Saturday evening, I walked down to St. John the Baptist Orthodox Church in Berkeley. It is a small Russian Orthodox church without any pews, but has a few chairs on the side. There is a nice collection of icons, but the walls and ceiling are not covered the way they are in other Orthodox churches I’ve attended. Attendance at Vespers services are often fairly light and I was one of the first people there. The priest came out and welcomed me, asked if I was Orthodox and where I was from. I told him a little bit of my story. It turns out that he went to seminary with the Orthodox priest at the church I attend in Connecticut.

The service was familiar, except much of it was in Church Slavonic. Remembering listing to Rachmaninoff’s All Night Vigil on Memorial Day weekend, I found a few words coming to me during the service. I thought of my studies in Hebrew. Maybe learning Church Slavonic isn’t as remote an idea as I had once thought.

After the service I walked back through Berkeley, past the tents of homeless people and into what felt like downtown with nice restaurants. I met some of my classmates there for dinner.

Sunday morning, I slept a little later than usual, but got up with enough time to make it to All Souls for their 7:30 service. It was a small quiet nourishing service with interesting reflections about being the mustard seed. It was interesting to think of mustard seeds as an invasive species and there is perhaps some interesting ecclesiology there.
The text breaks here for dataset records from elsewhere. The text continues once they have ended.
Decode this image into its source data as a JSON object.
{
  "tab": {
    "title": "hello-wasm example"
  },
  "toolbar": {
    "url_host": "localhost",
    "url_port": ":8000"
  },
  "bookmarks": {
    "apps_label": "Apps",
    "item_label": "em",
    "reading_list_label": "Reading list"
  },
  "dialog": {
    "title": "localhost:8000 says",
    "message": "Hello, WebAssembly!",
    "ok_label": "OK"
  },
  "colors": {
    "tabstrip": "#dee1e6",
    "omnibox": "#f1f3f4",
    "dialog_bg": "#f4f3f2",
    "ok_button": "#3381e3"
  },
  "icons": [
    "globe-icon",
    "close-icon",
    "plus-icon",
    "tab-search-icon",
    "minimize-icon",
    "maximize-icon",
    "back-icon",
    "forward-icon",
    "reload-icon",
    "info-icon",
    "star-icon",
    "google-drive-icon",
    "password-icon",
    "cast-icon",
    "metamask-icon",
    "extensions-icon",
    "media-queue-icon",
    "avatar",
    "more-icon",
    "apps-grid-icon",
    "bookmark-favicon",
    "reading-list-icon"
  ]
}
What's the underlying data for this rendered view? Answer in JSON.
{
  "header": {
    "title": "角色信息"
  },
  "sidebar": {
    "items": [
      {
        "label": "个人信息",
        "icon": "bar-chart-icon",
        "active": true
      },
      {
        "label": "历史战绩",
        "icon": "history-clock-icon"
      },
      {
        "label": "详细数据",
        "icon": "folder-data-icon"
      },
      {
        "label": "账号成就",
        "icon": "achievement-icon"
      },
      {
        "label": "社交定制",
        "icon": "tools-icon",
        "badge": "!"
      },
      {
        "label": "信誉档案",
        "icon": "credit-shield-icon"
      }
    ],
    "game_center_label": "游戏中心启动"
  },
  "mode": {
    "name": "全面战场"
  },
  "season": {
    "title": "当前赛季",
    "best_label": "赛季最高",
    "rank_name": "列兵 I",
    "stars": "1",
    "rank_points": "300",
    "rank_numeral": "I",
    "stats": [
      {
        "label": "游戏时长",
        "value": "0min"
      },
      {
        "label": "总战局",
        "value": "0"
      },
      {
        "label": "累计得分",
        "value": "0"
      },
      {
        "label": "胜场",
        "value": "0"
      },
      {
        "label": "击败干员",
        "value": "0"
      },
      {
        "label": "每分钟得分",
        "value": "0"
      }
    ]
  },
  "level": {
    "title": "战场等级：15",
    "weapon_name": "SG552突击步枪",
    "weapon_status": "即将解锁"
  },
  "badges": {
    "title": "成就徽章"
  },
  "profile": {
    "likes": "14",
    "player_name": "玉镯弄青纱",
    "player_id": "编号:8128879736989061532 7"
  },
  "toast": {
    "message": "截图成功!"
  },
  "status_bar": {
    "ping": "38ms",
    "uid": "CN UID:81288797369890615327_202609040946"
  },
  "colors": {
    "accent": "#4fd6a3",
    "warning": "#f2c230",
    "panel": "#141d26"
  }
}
I went back to the dorm, had breakfast, chatted with a couple classmates, and then set out on the next leg of my journey. I walked across Berkeley to the east side where I attended Good Shepherd. I passed a dog park and a group of people taking Spanish dancing lessons in what seemed to be the parking lot of an abandoned gas station. I passed more homeless enclaves and eventually ended up at the church. It was also a small service and I chatted with people for whom life seemed a constant struggle, elderly people, offspring of elderly people, people without stable housing.

I thought of going to Good Shepherd with some of my classmates and the scene from Brother Sun, Sister Moon came to mind where St. Francis recoiled at seeing the lepers and Sister Claire said, “Yes, lepers”.

Perhaps we are all lepers on camino.